Question:
I would like to know if someone from this organization could help me. I need current information about the medical ethics in the cloning of human organs, which are obtained from fetal cells in totipotential stage. I have been all over medline and the internet and I can’t find anything; please, can you help me? Thank you in advance, we are a group of medical students from the National Autonomous University of Mexico.
Answer:
I remind you of what is stated in the document of the Center for Bioethics of the Catholic University of the Sacred Heart (Rome) ‘Therapeutic human cloning’ [1]. After giving its negative opinion on cloning from embryos, it states: ‘It is not a question [in this case] of reproducing cells identical to each other from a single progenitor cell, as is currently the case in the field of cell culture; nor is it simply a question of producing, with the technique of in vitro cell proliferation, tissues destined for implantation (for example, skin, bone and cartilage tissue), according to the procedures of “tissue engineering”. With this technique, cells capable of proliferating and generating tissues in the laboratory are taken from the human or animal body in order to replace damaged tissues in a patient’s body, for example, as a result of a severe burn. Indeed, if it were a matter of cell reproduction or tissue engineering interventions, there would be no ethical difficulty, strictly speaking, in admitting the lawfulness of these techniques…’.
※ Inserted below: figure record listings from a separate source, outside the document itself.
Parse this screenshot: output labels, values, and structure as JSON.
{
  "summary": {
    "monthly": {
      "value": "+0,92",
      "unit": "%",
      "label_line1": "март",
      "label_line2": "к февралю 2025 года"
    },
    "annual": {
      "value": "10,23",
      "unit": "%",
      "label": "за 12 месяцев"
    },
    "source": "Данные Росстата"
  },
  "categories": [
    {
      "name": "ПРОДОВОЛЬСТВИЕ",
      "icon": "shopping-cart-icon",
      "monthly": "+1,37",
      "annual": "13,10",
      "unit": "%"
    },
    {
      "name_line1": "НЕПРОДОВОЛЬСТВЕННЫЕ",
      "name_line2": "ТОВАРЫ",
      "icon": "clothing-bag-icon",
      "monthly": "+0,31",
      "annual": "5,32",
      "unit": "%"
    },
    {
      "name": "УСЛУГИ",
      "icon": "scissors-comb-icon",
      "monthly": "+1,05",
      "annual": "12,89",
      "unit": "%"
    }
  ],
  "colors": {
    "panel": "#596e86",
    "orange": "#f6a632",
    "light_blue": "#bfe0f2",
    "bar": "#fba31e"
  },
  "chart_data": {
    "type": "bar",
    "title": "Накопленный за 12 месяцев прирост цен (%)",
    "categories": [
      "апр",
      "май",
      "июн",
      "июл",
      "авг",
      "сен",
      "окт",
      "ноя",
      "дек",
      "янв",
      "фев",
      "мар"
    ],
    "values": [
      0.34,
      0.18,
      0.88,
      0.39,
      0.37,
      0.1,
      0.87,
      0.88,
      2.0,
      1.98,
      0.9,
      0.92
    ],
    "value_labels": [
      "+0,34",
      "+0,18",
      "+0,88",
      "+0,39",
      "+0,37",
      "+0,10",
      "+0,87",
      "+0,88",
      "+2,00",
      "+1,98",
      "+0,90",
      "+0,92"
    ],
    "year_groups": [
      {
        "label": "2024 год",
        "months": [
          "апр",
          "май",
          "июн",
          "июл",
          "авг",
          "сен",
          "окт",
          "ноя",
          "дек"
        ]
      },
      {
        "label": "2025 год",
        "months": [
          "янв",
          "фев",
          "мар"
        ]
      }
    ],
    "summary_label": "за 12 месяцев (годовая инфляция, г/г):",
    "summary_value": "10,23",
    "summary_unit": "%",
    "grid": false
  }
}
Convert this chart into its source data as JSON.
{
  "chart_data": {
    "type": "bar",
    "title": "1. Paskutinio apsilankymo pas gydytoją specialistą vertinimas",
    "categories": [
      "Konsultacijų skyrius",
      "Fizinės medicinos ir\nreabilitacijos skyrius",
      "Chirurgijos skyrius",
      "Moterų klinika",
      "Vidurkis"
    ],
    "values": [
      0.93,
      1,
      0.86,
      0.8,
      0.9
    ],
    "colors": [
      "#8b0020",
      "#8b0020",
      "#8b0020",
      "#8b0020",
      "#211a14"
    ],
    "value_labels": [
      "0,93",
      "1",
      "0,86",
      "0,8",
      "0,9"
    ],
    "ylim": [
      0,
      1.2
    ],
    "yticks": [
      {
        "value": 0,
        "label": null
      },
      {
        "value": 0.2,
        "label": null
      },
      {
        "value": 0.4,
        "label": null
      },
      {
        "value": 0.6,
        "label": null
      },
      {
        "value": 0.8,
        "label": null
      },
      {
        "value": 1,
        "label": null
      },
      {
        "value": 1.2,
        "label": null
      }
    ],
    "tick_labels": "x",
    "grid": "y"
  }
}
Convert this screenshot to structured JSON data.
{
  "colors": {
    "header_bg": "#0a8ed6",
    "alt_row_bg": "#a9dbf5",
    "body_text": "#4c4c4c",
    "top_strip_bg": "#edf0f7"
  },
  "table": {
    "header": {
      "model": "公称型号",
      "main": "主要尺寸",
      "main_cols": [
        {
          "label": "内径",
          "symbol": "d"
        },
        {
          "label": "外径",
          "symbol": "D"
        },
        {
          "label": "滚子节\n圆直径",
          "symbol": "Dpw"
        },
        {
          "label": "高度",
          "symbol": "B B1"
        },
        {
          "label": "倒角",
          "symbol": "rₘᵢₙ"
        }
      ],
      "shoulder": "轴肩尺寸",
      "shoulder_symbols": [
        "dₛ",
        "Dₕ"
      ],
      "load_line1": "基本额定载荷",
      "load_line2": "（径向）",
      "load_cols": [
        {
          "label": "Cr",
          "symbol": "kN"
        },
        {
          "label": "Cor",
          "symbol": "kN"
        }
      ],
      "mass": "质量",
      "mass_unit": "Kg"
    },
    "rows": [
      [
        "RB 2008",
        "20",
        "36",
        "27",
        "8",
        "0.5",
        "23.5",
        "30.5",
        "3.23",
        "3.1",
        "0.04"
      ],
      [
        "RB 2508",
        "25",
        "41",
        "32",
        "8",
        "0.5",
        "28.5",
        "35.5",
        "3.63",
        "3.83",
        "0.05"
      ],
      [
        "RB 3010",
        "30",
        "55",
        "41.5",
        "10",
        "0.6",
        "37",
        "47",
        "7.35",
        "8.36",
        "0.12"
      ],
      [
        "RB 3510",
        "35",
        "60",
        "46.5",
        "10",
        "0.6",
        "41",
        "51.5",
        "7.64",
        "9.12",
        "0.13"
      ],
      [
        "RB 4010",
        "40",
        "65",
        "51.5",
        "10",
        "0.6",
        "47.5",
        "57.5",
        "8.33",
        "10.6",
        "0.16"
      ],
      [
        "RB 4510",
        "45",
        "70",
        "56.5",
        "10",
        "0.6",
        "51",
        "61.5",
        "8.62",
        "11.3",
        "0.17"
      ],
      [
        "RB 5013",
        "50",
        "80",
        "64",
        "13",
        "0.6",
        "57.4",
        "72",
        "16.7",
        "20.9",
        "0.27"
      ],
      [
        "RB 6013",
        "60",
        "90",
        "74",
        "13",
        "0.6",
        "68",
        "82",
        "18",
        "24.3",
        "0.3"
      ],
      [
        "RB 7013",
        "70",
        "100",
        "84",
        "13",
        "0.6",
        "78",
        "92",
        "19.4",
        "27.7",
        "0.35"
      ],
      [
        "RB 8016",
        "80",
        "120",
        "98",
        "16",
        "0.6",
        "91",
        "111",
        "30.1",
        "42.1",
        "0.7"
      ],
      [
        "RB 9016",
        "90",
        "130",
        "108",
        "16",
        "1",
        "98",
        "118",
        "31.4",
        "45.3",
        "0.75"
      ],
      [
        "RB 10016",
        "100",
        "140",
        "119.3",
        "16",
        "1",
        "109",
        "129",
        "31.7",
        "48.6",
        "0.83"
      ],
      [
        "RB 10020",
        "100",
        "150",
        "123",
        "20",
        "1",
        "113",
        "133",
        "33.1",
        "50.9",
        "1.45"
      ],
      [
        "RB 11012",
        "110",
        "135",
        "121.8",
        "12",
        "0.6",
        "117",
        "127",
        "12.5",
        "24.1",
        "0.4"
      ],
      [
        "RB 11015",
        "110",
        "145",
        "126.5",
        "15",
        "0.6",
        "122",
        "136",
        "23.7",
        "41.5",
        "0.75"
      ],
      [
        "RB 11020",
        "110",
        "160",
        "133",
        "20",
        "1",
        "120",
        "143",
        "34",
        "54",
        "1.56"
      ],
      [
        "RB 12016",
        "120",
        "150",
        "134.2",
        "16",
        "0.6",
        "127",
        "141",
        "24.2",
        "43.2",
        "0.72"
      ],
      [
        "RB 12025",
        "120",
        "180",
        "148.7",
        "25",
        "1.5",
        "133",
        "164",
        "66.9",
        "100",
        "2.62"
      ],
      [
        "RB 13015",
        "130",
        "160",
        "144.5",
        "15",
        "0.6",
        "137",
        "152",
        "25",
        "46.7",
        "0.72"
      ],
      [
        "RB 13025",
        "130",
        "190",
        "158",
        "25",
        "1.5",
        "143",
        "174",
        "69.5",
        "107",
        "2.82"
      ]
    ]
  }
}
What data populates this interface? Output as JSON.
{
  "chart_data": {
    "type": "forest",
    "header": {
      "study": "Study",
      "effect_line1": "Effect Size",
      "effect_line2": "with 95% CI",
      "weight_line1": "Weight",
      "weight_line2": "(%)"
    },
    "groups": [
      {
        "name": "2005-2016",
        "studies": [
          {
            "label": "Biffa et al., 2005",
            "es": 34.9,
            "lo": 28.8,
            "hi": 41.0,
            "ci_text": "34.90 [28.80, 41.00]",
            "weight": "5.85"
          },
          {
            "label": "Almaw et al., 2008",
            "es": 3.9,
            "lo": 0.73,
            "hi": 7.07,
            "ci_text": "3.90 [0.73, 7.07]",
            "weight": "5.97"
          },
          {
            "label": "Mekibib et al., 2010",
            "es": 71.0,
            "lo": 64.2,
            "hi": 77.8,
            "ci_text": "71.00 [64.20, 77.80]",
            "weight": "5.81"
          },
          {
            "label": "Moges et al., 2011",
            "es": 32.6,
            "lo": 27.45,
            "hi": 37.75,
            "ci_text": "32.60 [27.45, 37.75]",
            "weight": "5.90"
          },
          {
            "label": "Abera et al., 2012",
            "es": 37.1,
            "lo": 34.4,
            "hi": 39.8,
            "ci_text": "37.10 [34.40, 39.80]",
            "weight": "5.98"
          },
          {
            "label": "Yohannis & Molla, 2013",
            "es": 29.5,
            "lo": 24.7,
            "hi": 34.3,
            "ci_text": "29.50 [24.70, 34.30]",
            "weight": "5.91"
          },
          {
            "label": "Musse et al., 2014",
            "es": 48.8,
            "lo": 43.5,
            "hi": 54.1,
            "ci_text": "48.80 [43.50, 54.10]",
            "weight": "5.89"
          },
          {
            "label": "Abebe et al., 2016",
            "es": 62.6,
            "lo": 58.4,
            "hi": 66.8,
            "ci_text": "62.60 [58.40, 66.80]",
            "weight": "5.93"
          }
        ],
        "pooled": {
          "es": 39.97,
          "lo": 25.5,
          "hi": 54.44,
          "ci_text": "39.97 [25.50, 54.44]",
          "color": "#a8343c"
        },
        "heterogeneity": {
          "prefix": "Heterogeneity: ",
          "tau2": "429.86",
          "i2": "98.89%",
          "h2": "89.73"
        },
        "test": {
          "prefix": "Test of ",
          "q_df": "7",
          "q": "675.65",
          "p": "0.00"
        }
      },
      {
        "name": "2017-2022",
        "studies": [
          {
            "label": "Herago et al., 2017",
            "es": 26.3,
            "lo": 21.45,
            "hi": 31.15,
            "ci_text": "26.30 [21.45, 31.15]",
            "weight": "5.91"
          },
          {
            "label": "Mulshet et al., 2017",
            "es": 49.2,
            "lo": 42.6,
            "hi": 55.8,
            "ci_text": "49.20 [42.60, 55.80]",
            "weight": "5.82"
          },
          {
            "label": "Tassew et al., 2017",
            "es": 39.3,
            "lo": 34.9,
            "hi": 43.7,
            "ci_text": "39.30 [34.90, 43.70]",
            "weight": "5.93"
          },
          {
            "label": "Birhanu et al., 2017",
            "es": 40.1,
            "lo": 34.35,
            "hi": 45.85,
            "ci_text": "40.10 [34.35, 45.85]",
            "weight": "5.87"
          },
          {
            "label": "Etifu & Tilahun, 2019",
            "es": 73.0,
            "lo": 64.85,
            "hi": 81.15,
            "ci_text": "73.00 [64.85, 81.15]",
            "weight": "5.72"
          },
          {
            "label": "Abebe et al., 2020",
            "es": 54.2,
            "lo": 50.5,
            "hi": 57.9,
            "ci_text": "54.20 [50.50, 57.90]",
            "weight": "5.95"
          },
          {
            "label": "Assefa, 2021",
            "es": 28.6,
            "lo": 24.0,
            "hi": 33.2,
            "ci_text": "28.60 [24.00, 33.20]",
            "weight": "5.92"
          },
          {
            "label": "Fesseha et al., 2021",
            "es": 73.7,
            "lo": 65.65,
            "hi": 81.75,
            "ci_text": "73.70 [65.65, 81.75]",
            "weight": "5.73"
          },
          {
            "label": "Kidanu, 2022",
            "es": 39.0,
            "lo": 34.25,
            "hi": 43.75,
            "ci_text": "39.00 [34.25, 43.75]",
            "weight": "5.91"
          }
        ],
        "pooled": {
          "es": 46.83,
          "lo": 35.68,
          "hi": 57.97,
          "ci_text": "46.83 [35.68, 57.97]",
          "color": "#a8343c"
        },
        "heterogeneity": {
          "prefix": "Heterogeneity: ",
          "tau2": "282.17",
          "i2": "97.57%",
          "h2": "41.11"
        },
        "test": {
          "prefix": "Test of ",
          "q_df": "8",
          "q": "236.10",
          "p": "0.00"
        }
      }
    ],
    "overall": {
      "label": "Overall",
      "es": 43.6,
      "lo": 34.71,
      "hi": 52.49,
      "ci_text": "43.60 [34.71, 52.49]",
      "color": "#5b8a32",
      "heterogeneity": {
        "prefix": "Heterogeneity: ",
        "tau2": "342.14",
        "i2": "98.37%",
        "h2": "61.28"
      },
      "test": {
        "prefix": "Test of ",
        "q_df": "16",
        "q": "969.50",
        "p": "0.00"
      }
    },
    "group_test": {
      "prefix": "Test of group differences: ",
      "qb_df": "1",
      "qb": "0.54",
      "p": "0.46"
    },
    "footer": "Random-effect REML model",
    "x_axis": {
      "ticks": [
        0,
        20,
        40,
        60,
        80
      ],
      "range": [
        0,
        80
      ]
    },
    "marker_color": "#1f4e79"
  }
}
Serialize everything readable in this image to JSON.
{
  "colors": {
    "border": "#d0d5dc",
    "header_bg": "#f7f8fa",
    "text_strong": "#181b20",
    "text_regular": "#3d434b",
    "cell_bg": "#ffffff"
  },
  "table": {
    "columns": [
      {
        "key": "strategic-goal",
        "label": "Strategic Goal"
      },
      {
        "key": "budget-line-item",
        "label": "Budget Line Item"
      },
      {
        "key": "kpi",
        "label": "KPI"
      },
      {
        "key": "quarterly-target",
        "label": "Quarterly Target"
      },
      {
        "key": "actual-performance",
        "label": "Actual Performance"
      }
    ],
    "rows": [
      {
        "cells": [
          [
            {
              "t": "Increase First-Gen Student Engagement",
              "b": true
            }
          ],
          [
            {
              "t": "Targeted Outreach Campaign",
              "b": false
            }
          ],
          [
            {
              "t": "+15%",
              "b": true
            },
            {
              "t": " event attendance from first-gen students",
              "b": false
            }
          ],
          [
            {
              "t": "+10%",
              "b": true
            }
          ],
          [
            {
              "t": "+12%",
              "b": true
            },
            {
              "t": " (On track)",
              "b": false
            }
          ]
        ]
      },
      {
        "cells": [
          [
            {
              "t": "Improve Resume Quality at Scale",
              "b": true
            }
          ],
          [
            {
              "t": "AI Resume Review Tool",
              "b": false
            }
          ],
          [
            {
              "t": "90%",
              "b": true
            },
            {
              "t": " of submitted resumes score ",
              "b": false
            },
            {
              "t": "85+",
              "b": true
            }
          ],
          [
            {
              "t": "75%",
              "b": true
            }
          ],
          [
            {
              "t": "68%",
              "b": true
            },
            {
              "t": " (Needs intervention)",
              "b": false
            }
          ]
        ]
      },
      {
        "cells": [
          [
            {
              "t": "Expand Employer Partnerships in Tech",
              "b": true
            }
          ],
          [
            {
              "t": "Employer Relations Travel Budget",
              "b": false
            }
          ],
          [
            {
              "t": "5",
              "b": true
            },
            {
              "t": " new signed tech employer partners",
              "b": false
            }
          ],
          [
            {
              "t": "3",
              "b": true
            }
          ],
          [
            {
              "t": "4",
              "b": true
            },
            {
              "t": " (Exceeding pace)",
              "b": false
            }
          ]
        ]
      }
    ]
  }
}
And further on, speaking of multipotent cells: ‘As far as multipotent stem cells are concerned, it is already known that they can also be found in other tissues, and not only in the early embryo. Indeed, they are found, among other places, in the yolk sac, in the liver and in the bone marrow of the fetus, as well as in the umbilical cord blood at the time of delivery. When staminal cells are collected from spontaneously aborted embryos or fetuses, or from the umbilical cord at the time of delivery, there are no particular ethical problems…’.
The same does not occur with the embryo, which is as inviolable in its rights to life and physical integrity as any other person.
P. Miguel A. Fuentes, IVE
[1] Cf. L’Osservatore Romano, 5 de marzo de 1999, p. 8-9.